Однако со второй половины 1960-х начинает энергично расширяться и поле деятельности того конформизма, который я интерпретировал как «очерченную» форму индивидуализированности. Именно в эти годы складываются новые структуры «правды прошлого», в процессе создания которых как бы возобновляется казавшаяся исчерпанной «заказная» традиция «периода малокартинья». Маршалы и солдаты, партизаны и революционеры, директора и председатели колхозов, почти не меняющие своих лиц, переходят из одного фильма в другой, формируя вместе с карьерными очередями в партию, очередями за колбасой и т. д. казавшееся незыблемым жизненное пространство человека «развитого социализма».
Именно конфликт между «личностностью» и «очерченностью» в 1970-е годы становится едва ли не главной темой советского «авторского кино», продолжавшей развиваться примерно до середины 1980-х. Если в фильмах конца «оттепели» и начала «застоя» основным оппонентом «личности» чаще всего был мифологизированный «ментальный» человек (вспомним такие пары персонажей, как Евстрюков и Фокич в картине «В огне брода нет» или Магазанник и Вавилова в «Комиссаре», или даже доктор Айболит и Бармалей в «Айболите 66»), то в новых картинах Г. Панфилова, в «Ты и я» и «Восхождении» Л. Шепитько, в фильмах Г. Данелии и Э. Рязанова, А. Митты и В. Абдрашитова на первый план выдвигается уже «внешнее» и «внутреннее» противостояние двух форм индивидуализированности. «Внешнее» противостояние – это конфликт между персонажами. Однако незабываемая плеяда «плохих хороших» героев, замечательно сыгранных О. Далем, О. Янковским, А. Калягиным, О. Басилашвили, Л. Дьячковым, тех, кого можно назвать «плачущими бунтарями», свидетельствует о глубоком «внутреннем» кризисе самой советской «личностности», внутри себя обнаружившей непреодолимую «очерченность», «заданность». «… основной пафос картины, – пишет А. Шемякин о «Дворянском гнезде» А. Михалкова-Кончаловского в статье «Превращение «русской идеи»», – не в любовании прошлым, а в том, что все идеи, надежды, иллюзии, одухотворявшие мир российского дворянина 40-х годов прошлого века и русского интеллигента 60-х годов нашего века – обернулись химерами»[59].

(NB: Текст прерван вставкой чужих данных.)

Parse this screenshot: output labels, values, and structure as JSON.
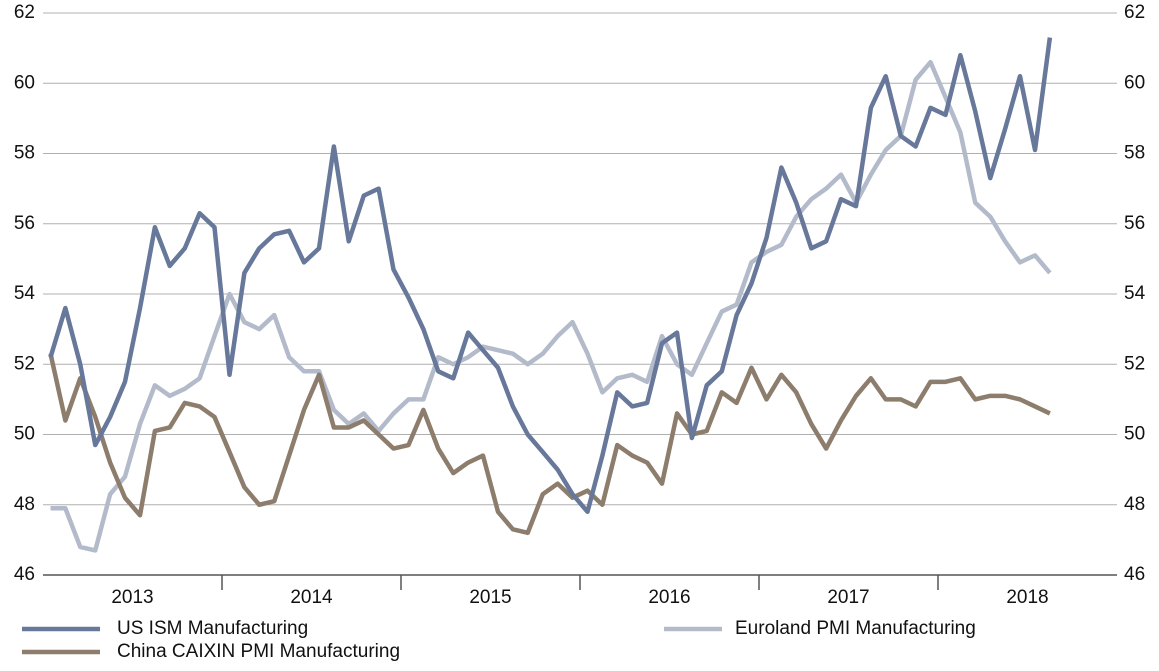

Один из тонких и провидческих фильмов позднесоветского «авторского кино», соединяющий тему «внешнего» и «внутреннего» конфликта форм индивидуализированности и тему химеричности похожей на «правду прошлого» одномерной «интеллигентской» культурной памяти, – «Храни меня, мой талисман» Р. Балаяна. Затевая свои «прогулки с Пушкиным», режиссер допускает к участию в них сыгранного А. Абдуловым Герострата и дантеса, «некто Климова», агрессивно наделяющего собственную «очерченность» коннотациями «личностности». Именно этот фильм вспомнился после просмотра картины «Рерберг и Тарковский. Обратная сторона «Сталкера»», «восстанавливающей» как бы от лица кинооператорского сообщества совершенно не нуждающееся в этом «доброе имя» Г. Рерберга.

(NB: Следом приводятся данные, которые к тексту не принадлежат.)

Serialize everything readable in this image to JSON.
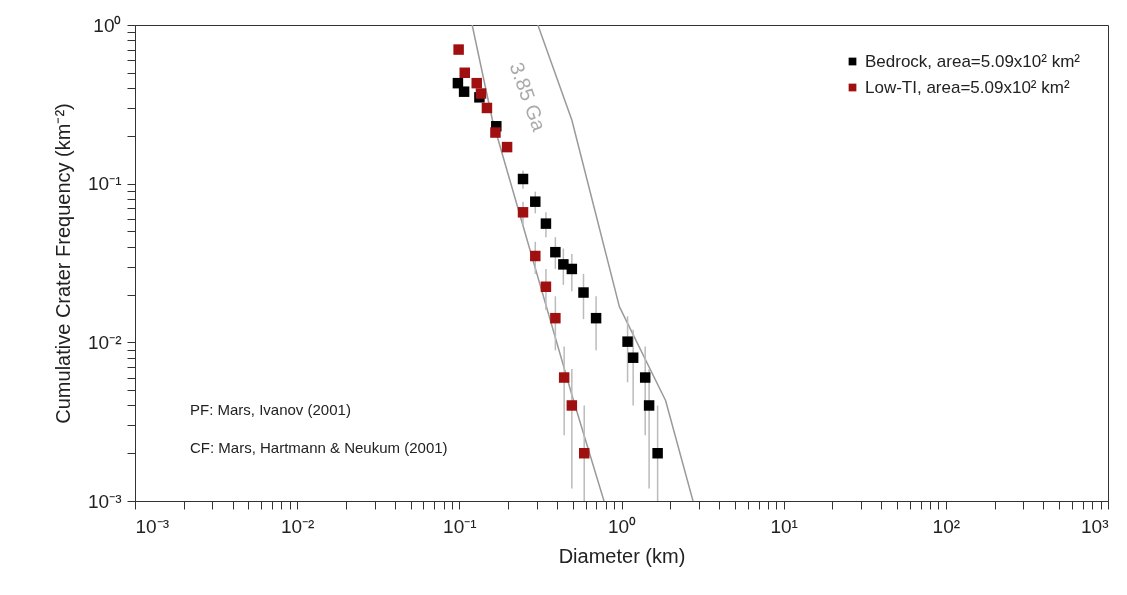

Но наибольшее влияние на современные «личностные» интерпретации исторической памяти в российском кинематографе и их стилистическое воплощение оказала, на мой взгляд, картина А. Германа «Мой друг Иван Лапшин». И «правда прошлого», и та «реалистическая» семиотичность экранной «исторической памяти», о которой говорилось выше в связи с «Войной и миром» С. Бондарчука и другими позднесоветскими лентами, становятся у Германа объектами атаки со стороны совершенно нового в советском кинематографе варианта явленной семиотичности, родственного постмодернистской киноэстетике. В фильме перед зрителями как бы предстает сам «реальный автор», но не в качестве закадрового рассказчика истории (нарратора), а в качестве конструктора повествования, который не ведет рассказ, а структурирует его. Смысловая стратегия при этом, согласно М.Б. Ямпольскому, посвятившему фильму известную статью «Дискурс и повествование»[60], заключается в том, чтобы лишить категорию «воспоминание» ее фактически-эмпирической «реалистичности» и показать вечную связь нарративов вспоминаемого прошлого с традиционными для той или иной культуры, прежде всего, литературными смыслопорождающими моделями.

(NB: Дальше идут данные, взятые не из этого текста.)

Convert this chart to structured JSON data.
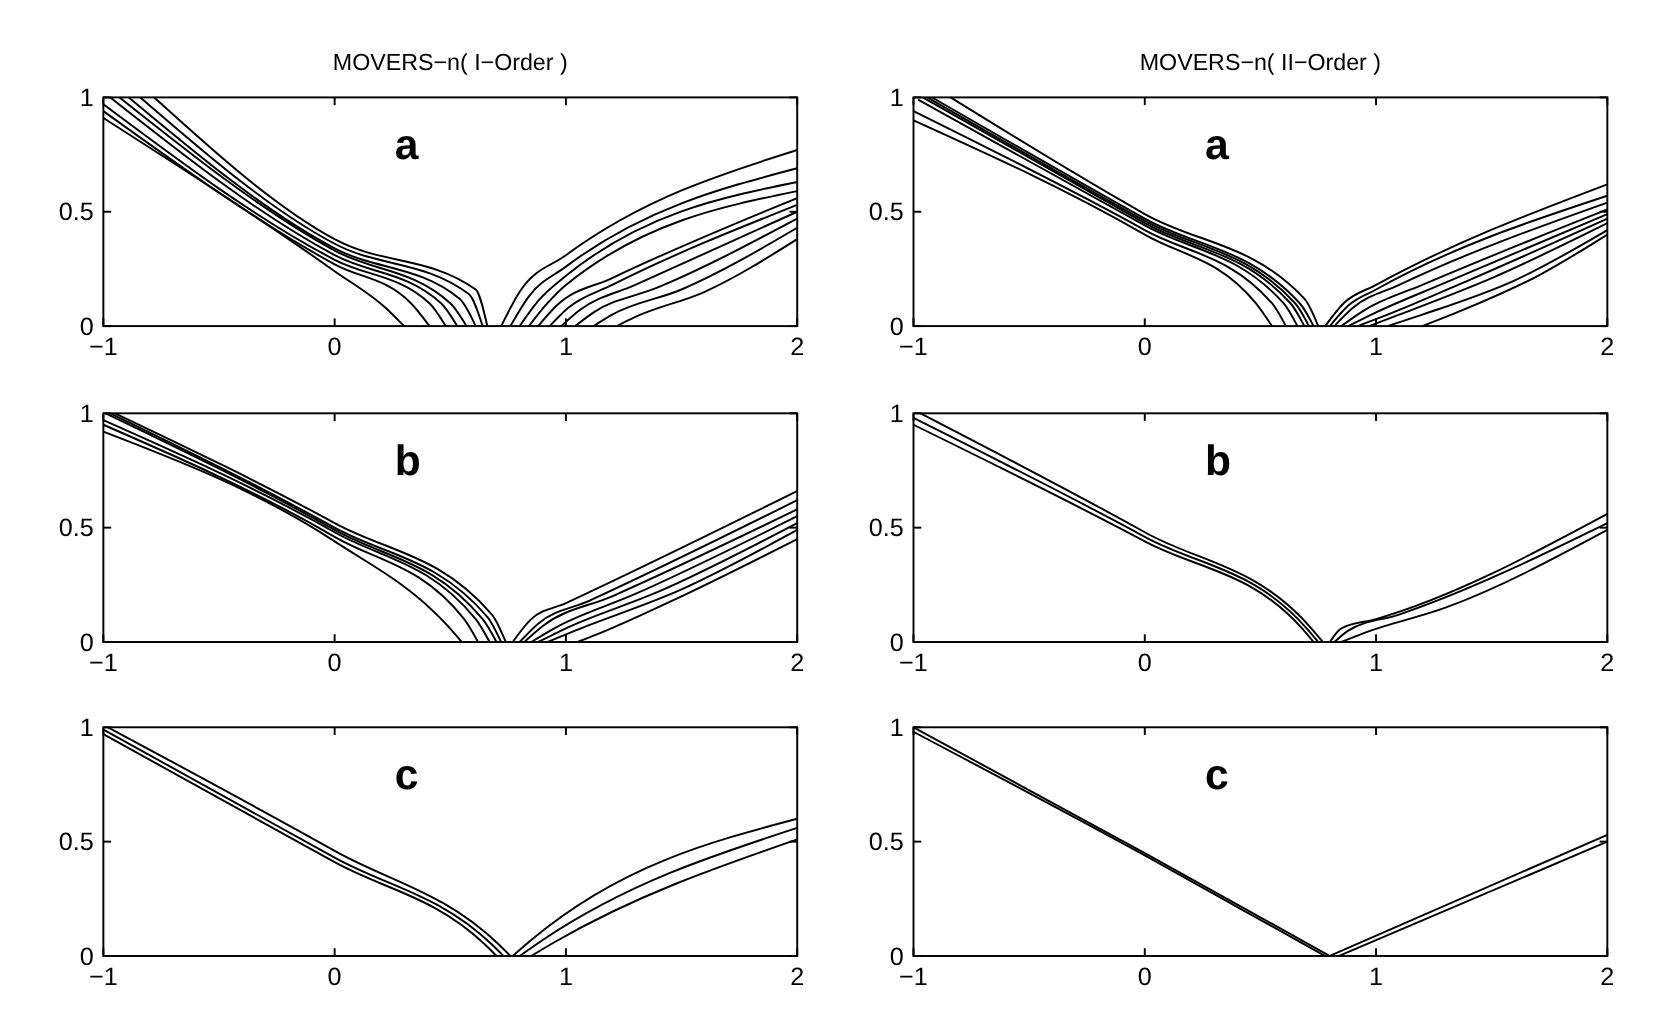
{
  "chart_data": [
    {
      "type": "line",
      "title": "MOVERS−n( I−Order )",
      "annotations": [
        "a"
      ],
      "xlim": [
        -1,
        2
      ],
      "ylim": [
        0,
        1
      ],
      "xticks": [
        -1,
        0,
        1,
        2
      ],
      "yticks": [
        0,
        0.5,
        1
      ],
      "series": [
        {
          "color": "#000000",
          "x": [
            -1,
            0,
            0.22,
            0.3
          ],
          "values": [
            0.91,
            0.24,
            0.08,
            0
          ]
        },
        {
          "color": "#000000",
          "x": [
            -1,
            0,
            0.33,
            0.41
          ],
          "values": [
            0.94,
            0.27,
            0.1,
            0
          ]
        },
        {
          "color": "#000000",
          "x": [
            -1,
            0,
            0.41,
            0.48
          ],
          "values": [
            0.97,
            0.29,
            0.1,
            0
          ]
        },
        {
          "color": "#000000",
          "x": [
            -0.97,
            0,
            0.46,
            0.53
          ],
          "values": [
            1,
            0.31,
            0.1,
            0
          ]
        },
        {
          "color": "#000000",
          "x": [
            -0.93,
            0,
            0.5,
            0.57
          ],
          "values": [
            1,
            0.33,
            0.1,
            0
          ]
        },
        {
          "color": "#000000",
          "x": [
            -0.89,
            0,
            0.54,
            0.61
          ],
          "values": [
            1,
            0.34,
            0.12,
            0
          ]
        },
        {
          "color": "#000000",
          "x": [
            -0.84,
            0,
            0.58,
            0.64
          ],
          "values": [
            1,
            0.36,
            0.14,
            0
          ]
        },
        {
          "color": "#000000",
          "x": [
            -0.78,
            0,
            0.61,
            0.66
          ],
          "values": [
            1,
            0.38,
            0.16,
            0
          ]
        },
        {
          "color": "#000000",
          "x": [
            0.72,
            0.8,
            1,
            2
          ],
          "values": [
            0,
            0.15,
            0.31,
            0.77
          ]
        },
        {
          "color": "#000000",
          "x": [
            0.76,
            0.84,
            1,
            2
          ],
          "values": [
            0,
            0.13,
            0.26,
            0.69
          ]
        },
        {
          "color": "#000000",
          "x": [
            0.8,
            0.88,
            1,
            2
          ],
          "values": [
            0,
            0.11,
            0.22,
            0.63
          ]
        },
        {
          "color": "#000000",
          "x": [
            0.84,
            0.92,
            1,
            2
          ],
          "values": [
            0,
            0.1,
            0.18,
            0.59
          ]
        },
        {
          "color": "#000000",
          "x": [
            0.88,
            0.96,
            1.2,
            2
          ],
          "values": [
            0,
            0.09,
            0.21,
            0.56
          ]
        },
        {
          "color": "#000000",
          "x": [
            0.93,
            1.01,
            1.2,
            2
          ],
          "values": [
            0,
            0.08,
            0.18,
            0.53
          ]
        },
        {
          "color": "#000000",
          "x": [
            0.98,
            1.06,
            1.3,
            2
          ],
          "values": [
            0,
            0.07,
            0.18,
            0.5
          ]
        },
        {
          "color": "#000000",
          "x": [
            1.04,
            1.12,
            1.4,
            2
          ],
          "values": [
            0,
            0.06,
            0.17,
            0.47
          ]
        },
        {
          "color": "#000000",
          "x": [
            1.12,
            1.2,
            1.5,
            2
          ],
          "values": [
            0,
            0.05,
            0.16,
            0.43
          ]
        },
        {
          "color": "#000000",
          "x": [
            1.22,
            1.3,
            1.6,
            2
          ],
          "values": [
            0,
            0.04,
            0.15,
            0.38
          ]
        }
      ]
    },
    {
      "type": "line",
      "title": "MOVERS−n( II−Order )",
      "annotations": [
        "a"
      ],
      "xlim": [
        -1,
        2
      ],
      "ylim": [
        0,
        1
      ],
      "xticks": [
        -1,
        0,
        1,
        2
      ],
      "yticks": [
        0,
        0.5,
        1
      ],
      "series": [
        {
          "color": "#000000",
          "x": [
            -1,
            0,
            0.48,
            0.55
          ],
          "values": [
            0.9,
            0.4,
            0.1,
            0
          ]
        },
        {
          "color": "#000000",
          "x": [
            -1,
            0,
            0.55,
            0.61
          ],
          "values": [
            0.94,
            0.42,
            0.1,
            0
          ]
        },
        {
          "color": "#000000",
          "x": [
            -0.98,
            0,
            0.6,
            0.66
          ],
          "values": [
            0.99,
            0.44,
            0.1,
            0
          ]
        },
        {
          "color": "#000000",
          "x": [
            -0.96,
            0,
            0.63,
            0.69
          ],
          "values": [
            1,
            0.45,
            0.1,
            0
          ]
        },
        {
          "color": "#000000",
          "x": [
            -0.94,
            0,
            0.65,
            0.71
          ],
          "values": [
            1,
            0.46,
            0.1,
            0
          ]
        },
        {
          "color": "#000000",
          "x": [
            -0.92,
            0,
            0.67,
            0.73
          ],
          "values": [
            1,
            0.47,
            0.1,
            0
          ]
        },
        {
          "color": "#000000",
          "x": [
            -0.84,
            0,
            0.69,
            0.75
          ],
          "values": [
            1,
            0.49,
            0.12,
            0
          ]
        },
        {
          "color": "#000000",
          "x": [
            0.78,
            0.86,
            1,
            2
          ],
          "values": [
            0,
            0.1,
            0.18,
            0.62
          ]
        },
        {
          "color": "#000000",
          "x": [
            0.8,
            0.88,
            1,
            2
          ],
          "values": [
            0,
            0.09,
            0.16,
            0.57
          ]
        },
        {
          "color": "#000000",
          "x": [
            0.82,
            0.9,
            1.1,
            2
          ],
          "values": [
            0,
            0.08,
            0.18,
            0.54
          ]
        },
        {
          "color": "#000000",
          "x": [
            0.85,
            0.95,
            1.2,
            2
          ],
          "values": [
            0,
            0.07,
            0.18,
            0.51
          ]
        },
        {
          "color": "#000000",
          "x": [
            0.88,
            1,
            1.3,
            2
          ],
          "values": [
            0,
            0.06,
            0.19,
            0.49
          ]
        },
        {
          "color": "#000000",
          "x": [
            0.92,
            1.05,
            1.4,
            2
          ],
          "values": [
            0,
            0.05,
            0.2,
            0.47
          ]
        },
        {
          "color": "#000000",
          "x": [
            0.97,
            1.1,
            1.5,
            2
          ],
          "values": [
            0,
            0.05,
            0.21,
            0.45
          ]
        },
        {
          "color": "#000000",
          "x": [
            1.05,
            1.2,
            1.6,
            2
          ],
          "values": [
            0,
            0.05,
            0.2,
            0.42
          ]
        },
        {
          "color": "#000000",
          "x": [
            1.2,
            1.35,
            1.7,
            2
          ],
          "values": [
            0,
            0.06,
            0.22,
            0.4
          ]
        }
      ]
    },
    {
      "type": "line",
      "annotations": [
        "b"
      ],
      "xlim": [
        -1,
        2
      ],
      "ylim": [
        0,
        1
      ],
      "xticks": [
        -1,
        0,
        1,
        2
      ],
      "yticks": [
        0,
        0.5,
        1
      ],
      "series": [
        {
          "color": "#000000",
          "x": [
            -1,
            0,
            0.48,
            0.55
          ],
          "values": [
            0.92,
            0.44,
            0.08,
            0
          ]
        },
        {
          "color": "#000000",
          "x": [
            -1,
            0,
            0.56,
            0.62
          ],
          "values": [
            0.95,
            0.46,
            0.1,
            0
          ]
        },
        {
          "color": "#000000",
          "x": [
            -1,
            0,
            0.61,
            0.67
          ],
          "values": [
            0.97,
            0.48,
            0.1,
            0
          ]
        },
        {
          "color": "#000000",
          "x": [
            -0.99,
            0,
            0.64,
            0.7
          ],
          "values": [
            1,
            0.49,
            0.1,
            0
          ]
        },
        {
          "color": "#000000",
          "x": [
            -0.97,
            0,
            0.66,
            0.72
          ],
          "values": [
            1,
            0.5,
            0.11,
            0
          ]
        },
        {
          "color": "#000000",
          "x": [
            -0.95,
            0,
            0.68,
            0.74
          ],
          "values": [
            1,
            0.52,
            0.12,
            0
          ]
        },
        {
          "color": "#000000",
          "x": [
            0.77,
            0.85,
            1,
            2
          ],
          "values": [
            0,
            0.1,
            0.17,
            0.66
          ]
        },
        {
          "color": "#000000",
          "x": [
            0.8,
            0.88,
            1.1,
            2
          ],
          "values": [
            0,
            0.08,
            0.18,
            0.62
          ]
        },
        {
          "color": "#000000",
          "x": [
            0.82,
            0.9,
            1.2,
            2
          ],
          "values": [
            0,
            0.07,
            0.2,
            0.58
          ]
        },
        {
          "color": "#000000",
          "x": [
            0.85,
            0.95,
            1.3,
            2
          ],
          "values": [
            0,
            0.06,
            0.21,
            0.55
          ]
        },
        {
          "color": "#000000",
          "x": [
            0.88,
            1,
            1.4,
            2
          ],
          "values": [
            0,
            0.06,
            0.22,
            0.52
          ]
        },
        {
          "color": "#000000",
          "x": [
            0.92,
            1.04,
            1.5,
            2
          ],
          "values": [
            0,
            0.05,
            0.23,
            0.49
          ]
        },
        {
          "color": "#000000",
          "x": [
            1.05,
            1.15,
            1.5,
            2
          ],
          "values": [
            0,
            0.04,
            0.2,
            0.45
          ]
        }
      ]
    },
    {
      "type": "line",
      "annotations": [
        "b"
      ],
      "xlim": [
        -1,
        2
      ],
      "ylim": [
        0,
        1
      ],
      "xticks": [
        -1,
        0,
        1,
        2
      ],
      "yticks": [
        0,
        0.5,
        1
      ],
      "series": [
        {
          "color": "#000000",
          "x": [
            -1,
            0,
            0.68,
            0.73
          ],
          "values": [
            0.95,
            0.44,
            0.06,
            0
          ]
        },
        {
          "color": "#000000",
          "x": [
            -1,
            0,
            0.7,
            0.75
          ],
          "values": [
            0.98,
            0.46,
            0.06,
            0
          ]
        },
        {
          "color": "#000000",
          "x": [
            -0.97,
            0,
            0.72,
            0.77
          ],
          "values": [
            1,
            0.48,
            0.06,
            0
          ]
        },
        {
          "color": "#000000",
          "x": [
            0.8,
            0.85,
            1,
            2
          ],
          "values": [
            0,
            0.06,
            0.1,
            0.56
          ]
        },
        {
          "color": "#000000",
          "x": [
            0.82,
            0.88,
            1.1,
            2
          ],
          "values": [
            0,
            0.05,
            0.12,
            0.52
          ]
        },
        {
          "color": "#000000",
          "x": [
            0.85,
            0.95,
            1.3,
            2
          ],
          "values": [
            0,
            0.04,
            0.15,
            0.49
          ]
        }
      ]
    },
    {
      "type": "line",
      "annotations": [
        "c"
      ],
      "xlim": [
        -1,
        2
      ],
      "ylim": [
        0,
        1
      ],
      "xticks": [
        -1,
        0,
        1,
        2
      ],
      "yticks": [
        0,
        0.5,
        1
      ],
      "series": [
        {
          "color": "#000000",
          "x": [
            -1,
            0,
            0.65,
            0.7
          ],
          "values": [
            0.97,
            0.41,
            0.05,
            0
          ]
        },
        {
          "color": "#000000",
          "x": [
            -1,
            0,
            0.68,
            0.73
          ],
          "values": [
            0.99,
            0.43,
            0.05,
            0
          ]
        },
        {
          "color": "#000000",
          "x": [
            -0.98,
            0,
            0.71,
            0.76
          ],
          "values": [
            1,
            0.46,
            0.05,
            0
          ]
        },
        {
          "color": "#000000",
          "x": [
            0.77,
            0.85,
            2
          ],
          "values": [
            0,
            0.07,
            0.6
          ]
        },
        {
          "color": "#000000",
          "x": [
            0.8,
            0.9,
            2
          ],
          "values": [
            0,
            0.07,
            0.56
          ]
        },
        {
          "color": "#000000",
          "x": [
            0.85,
            0.95,
            2
          ],
          "values": [
            0,
            0.06,
            0.51
          ]
        }
      ]
    },
    {
      "type": "line",
      "annotations": [
        "c"
      ],
      "xlim": [
        -1,
        2
      ],
      "ylim": [
        0,
        1
      ],
      "xticks": [
        -1,
        0,
        1,
        2
      ],
      "yticks": [
        0,
        0.5,
        1
      ],
      "series": [
        {
          "color": "#000000",
          "x": [
            -1,
            0,
            0.8
          ],
          "values": [
            1,
            0.45,
            0
          ]
        },
        {
          "color": "#000000",
          "x": [
            -1,
            0,
            0.78
          ],
          "values": [
            0.98,
            0.44,
            0
          ]
        },
        {
          "color": "#000000",
          "x": [
            0.8,
            2
          ],
          "values": [
            0,
            0.53
          ]
        },
        {
          "color": "#000000",
          "x": [
            0.84,
            2
          ],
          "values": [
            0,
            0.5
          ]
        }
      ]
    }
  ]
}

Данная смысловая стратегия предвосхитила тот позднесоветский и ранний постсоветский кинематограф, который был уже непосредственно сопряжен с постмодернистской «игрой» стилями, «цитатами», типами рецепции. Короткометражная картина А. Балабанова «Трофим» – талантливое проявление именно такого художественного мышления. Это уважающее и даже любящее все свои «цитаты» цитирование, сообщающее нам, между тем, что любая «правда прошлого» в кино – только лишь стиль, определенная структура означающего, воспринимаемая нерефлектирующим сознанием не как «знак», а как «факт». Стиль «под документ», едва уловимо остраненный в первой, «главной», части «Трофима» (сепия, музыка Прокофьева, слишком «эмоциональная» для стиля «под документ», повторяющиеся затемнения, становящиеся в связи с этой своей навязчивой повторяемостью уже не частью «факта», а «присутствием автора, снимающего кино»), окончательно лишается своей «документальной реалистичности» (а это «отчуждение реалистичности», как я понимаю, уже само по себе есть «цитата», например, из годаровского «На последнем дыхании»), т. е. становится именно «стилем», во второй, короткой, части. Это происходит, когда в кадре появляются сам
Балабанов с копией «Трофима» и Алексей Герман, которого многие в то время считали главным «документалистом» советского игрового кино. Проявив определенное «трюкачество», Герман с помощью «ножниц» превращает историю Трофима в совсем коротенькое «Прибытие поезда». А после того, как он, совершив еще один «трюк», «вырезает» из этого нового «Прибытие поезда» и самого Трофима, своей «реалистической» девственности лишается вся так называемая документальная линия Люмьера, как кинематограф «истинной реальности» противостоявшая в нормативной истории кино «трюковой линии Мельеса».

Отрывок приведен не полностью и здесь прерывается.